単独生活をする動物で成獣は寝室一室に1頭。3つある運動場も午前と午後とで入れ替え、運動場にいるのは基本的に1頭にして。1月〜3月の繁殖期には、カップリングしたいオスとメスの様子を見ながら一緒に運動場に出します。

野生ではユキヒョウ等の大型動物に捕食される側なので、高地の竹林等に隠れるように棲んでいる。警戒心の強い動物ですが、動物園のレッサーパンダは、ほとんど動物園で生まれ育った個体です。人間は害がない生き物だとわかっていますから、人に対して攻撃的になることはほとんどありません。

トラやライオンやゾウとか、動物園には檻越しの飼育が、義務付けられている動物が数多い。でも、レッサーパンダは一緒の空間に入って飼育ができます。動物園の展示動物の中では飼いやすい種類ですね。リンゴが大好物で毎日与えますが、手渡しすることもあります。例えば体重計の上でリンゴを手渡して計量をしたり。
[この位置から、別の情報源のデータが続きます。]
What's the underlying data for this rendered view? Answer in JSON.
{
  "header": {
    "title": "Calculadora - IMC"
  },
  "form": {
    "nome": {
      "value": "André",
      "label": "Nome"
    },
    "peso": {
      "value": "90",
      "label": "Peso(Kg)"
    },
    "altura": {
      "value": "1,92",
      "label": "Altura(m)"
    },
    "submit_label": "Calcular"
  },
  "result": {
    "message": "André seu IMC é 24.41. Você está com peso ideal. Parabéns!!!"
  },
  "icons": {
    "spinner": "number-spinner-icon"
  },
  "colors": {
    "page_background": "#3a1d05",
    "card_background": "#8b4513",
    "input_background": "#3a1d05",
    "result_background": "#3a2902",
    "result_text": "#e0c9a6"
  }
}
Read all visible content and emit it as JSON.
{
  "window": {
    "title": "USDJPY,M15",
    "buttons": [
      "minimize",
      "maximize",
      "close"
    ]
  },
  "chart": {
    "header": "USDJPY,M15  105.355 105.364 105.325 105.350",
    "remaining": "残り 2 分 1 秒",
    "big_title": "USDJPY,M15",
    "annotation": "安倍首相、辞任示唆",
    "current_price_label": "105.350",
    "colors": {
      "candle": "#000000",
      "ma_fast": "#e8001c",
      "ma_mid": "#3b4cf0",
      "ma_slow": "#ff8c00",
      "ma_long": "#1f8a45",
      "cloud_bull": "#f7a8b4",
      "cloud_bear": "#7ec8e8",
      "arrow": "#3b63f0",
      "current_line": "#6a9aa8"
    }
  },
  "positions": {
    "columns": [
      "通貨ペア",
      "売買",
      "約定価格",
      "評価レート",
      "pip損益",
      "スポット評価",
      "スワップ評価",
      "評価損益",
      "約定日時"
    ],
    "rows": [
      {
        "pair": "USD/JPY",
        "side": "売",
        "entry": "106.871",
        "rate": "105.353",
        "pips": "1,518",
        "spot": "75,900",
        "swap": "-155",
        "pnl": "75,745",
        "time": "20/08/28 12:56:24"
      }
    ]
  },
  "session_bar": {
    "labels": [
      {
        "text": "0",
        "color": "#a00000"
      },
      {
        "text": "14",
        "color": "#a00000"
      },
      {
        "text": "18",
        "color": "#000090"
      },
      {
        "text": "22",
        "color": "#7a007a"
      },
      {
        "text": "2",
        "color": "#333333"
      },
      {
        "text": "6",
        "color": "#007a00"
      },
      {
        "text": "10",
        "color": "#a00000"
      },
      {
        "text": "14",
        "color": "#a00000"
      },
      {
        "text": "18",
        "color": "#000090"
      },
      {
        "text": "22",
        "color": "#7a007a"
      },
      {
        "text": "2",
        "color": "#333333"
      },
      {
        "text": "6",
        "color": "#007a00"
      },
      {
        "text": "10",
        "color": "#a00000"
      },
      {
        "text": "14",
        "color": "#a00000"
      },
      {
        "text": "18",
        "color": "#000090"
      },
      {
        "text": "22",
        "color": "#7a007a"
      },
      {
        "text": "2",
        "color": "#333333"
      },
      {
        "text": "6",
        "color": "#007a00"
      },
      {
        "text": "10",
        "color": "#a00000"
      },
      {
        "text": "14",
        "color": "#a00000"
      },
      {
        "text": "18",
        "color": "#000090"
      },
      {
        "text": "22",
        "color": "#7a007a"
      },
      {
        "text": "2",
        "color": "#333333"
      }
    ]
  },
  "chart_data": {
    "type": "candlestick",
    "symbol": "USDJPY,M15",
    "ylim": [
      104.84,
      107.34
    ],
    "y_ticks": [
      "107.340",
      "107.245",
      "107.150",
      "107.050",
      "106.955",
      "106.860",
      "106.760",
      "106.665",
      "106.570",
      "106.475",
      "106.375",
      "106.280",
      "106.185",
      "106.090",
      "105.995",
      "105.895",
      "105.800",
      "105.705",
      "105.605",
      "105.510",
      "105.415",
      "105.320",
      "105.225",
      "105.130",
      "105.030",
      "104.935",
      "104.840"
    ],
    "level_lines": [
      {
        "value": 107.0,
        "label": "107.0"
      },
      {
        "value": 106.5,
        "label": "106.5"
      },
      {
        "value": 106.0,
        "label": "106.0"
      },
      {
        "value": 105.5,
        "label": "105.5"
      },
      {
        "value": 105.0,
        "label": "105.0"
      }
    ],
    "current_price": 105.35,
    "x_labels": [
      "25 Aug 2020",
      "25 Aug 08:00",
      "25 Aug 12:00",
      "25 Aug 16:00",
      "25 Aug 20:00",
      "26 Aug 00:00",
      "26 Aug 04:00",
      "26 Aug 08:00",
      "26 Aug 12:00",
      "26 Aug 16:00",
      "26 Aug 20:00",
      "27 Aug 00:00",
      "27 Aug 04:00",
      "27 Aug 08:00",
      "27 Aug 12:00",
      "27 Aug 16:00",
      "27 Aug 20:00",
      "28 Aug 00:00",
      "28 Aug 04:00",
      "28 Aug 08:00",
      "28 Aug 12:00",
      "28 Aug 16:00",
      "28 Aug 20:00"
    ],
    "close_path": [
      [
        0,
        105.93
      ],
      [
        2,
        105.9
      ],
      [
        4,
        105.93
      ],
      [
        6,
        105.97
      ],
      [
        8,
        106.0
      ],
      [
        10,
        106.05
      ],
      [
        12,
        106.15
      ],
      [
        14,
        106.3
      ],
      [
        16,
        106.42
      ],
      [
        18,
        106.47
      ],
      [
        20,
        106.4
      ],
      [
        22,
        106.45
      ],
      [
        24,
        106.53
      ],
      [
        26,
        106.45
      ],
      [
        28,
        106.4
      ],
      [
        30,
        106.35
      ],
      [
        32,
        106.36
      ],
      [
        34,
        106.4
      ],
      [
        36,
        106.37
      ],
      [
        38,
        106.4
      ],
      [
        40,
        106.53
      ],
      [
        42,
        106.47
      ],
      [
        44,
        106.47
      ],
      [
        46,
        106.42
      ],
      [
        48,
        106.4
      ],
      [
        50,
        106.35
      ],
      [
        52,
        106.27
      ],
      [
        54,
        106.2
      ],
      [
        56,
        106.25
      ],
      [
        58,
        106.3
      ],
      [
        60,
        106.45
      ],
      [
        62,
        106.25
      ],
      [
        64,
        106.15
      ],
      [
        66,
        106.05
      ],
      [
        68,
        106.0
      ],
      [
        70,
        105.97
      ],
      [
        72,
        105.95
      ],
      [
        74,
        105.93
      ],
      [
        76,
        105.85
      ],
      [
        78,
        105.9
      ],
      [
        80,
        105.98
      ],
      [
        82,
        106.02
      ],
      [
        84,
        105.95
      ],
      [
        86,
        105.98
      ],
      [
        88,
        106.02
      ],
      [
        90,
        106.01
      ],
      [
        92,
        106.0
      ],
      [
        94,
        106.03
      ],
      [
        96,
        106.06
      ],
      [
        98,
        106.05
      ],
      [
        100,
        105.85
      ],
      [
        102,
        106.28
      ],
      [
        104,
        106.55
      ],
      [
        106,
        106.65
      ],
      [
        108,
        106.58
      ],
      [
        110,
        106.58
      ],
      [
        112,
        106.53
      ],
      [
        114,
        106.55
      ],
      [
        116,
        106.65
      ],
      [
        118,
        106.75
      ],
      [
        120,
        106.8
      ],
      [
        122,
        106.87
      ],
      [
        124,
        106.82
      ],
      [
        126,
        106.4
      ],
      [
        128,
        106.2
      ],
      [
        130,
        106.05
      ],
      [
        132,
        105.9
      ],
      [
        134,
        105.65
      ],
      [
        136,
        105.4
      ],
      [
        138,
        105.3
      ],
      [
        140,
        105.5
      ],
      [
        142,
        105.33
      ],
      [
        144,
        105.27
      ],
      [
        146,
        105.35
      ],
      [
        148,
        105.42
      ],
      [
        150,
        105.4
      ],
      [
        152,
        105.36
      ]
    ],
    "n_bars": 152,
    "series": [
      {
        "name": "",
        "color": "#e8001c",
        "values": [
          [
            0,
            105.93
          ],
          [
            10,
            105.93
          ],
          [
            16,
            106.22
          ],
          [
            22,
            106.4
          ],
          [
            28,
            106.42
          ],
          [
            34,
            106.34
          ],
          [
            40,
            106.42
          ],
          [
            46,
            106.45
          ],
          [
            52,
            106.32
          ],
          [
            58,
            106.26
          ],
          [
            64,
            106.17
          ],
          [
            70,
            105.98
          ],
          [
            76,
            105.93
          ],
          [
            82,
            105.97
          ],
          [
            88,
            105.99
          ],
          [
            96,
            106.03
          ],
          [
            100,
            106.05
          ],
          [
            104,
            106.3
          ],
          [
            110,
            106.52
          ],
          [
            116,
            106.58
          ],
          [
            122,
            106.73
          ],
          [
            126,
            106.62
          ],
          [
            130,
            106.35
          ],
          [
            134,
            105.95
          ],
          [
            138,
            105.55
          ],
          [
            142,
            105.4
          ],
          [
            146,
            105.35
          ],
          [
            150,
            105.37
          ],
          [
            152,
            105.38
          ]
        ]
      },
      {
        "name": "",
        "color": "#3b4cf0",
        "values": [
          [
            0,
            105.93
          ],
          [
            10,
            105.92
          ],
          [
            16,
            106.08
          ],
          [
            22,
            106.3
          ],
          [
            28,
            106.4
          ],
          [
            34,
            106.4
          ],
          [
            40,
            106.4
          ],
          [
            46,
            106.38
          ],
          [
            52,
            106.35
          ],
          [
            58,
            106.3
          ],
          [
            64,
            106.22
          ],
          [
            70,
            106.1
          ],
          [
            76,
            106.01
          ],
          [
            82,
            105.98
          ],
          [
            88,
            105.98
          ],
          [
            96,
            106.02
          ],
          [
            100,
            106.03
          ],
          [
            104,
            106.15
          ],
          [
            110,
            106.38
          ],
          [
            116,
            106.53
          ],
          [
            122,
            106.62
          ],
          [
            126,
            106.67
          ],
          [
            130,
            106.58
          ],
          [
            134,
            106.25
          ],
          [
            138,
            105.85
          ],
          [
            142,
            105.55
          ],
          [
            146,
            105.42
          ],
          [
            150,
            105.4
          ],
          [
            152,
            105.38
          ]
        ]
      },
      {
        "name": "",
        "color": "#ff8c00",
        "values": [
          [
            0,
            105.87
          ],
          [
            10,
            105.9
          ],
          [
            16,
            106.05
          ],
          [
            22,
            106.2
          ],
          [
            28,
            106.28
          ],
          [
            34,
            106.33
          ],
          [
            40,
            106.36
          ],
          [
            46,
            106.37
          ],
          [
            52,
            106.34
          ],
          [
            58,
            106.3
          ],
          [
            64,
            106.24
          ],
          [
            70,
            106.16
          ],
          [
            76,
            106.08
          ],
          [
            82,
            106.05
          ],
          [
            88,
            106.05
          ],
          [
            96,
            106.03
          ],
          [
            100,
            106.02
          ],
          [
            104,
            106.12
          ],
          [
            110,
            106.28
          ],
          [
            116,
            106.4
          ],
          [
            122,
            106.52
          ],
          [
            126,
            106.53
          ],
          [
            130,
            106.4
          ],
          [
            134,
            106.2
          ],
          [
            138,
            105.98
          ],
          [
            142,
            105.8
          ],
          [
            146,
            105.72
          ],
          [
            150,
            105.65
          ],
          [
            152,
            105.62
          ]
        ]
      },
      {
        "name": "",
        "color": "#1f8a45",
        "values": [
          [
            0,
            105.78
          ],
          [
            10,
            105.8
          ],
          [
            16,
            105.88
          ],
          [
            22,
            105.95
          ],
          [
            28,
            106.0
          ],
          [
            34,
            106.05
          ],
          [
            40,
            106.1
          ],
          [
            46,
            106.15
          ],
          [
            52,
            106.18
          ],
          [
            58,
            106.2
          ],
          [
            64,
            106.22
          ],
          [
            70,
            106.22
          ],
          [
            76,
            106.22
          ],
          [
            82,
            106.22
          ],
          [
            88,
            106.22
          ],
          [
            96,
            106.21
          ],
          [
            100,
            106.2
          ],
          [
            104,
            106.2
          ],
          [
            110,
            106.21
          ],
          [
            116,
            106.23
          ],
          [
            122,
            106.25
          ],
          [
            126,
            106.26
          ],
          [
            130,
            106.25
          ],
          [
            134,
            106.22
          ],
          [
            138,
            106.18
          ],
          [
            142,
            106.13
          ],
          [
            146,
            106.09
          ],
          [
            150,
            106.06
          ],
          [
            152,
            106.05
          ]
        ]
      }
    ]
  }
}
千葉県の動物園で、立ち上がるレッサーパンダの風太くんが話題になりましたが、レッサーパンダは身体の構造的に立ちやすい動物なのです。「ほれ」と私が手に持ったリンゴを上にあげると、スッと立ち上がる。何か気になることがあると、2本足になる個体は多摩動物公園にもけっこういます。

体重を計る時などに、体調を確認するため、体を触ることもあります。でもだからといって、レッサーパンダが人に体をすり寄せ、甘える仕草をすることはありませんし、私も「いい子だねぇ」とか、頭を撫ぜ撫ぜすることもありません。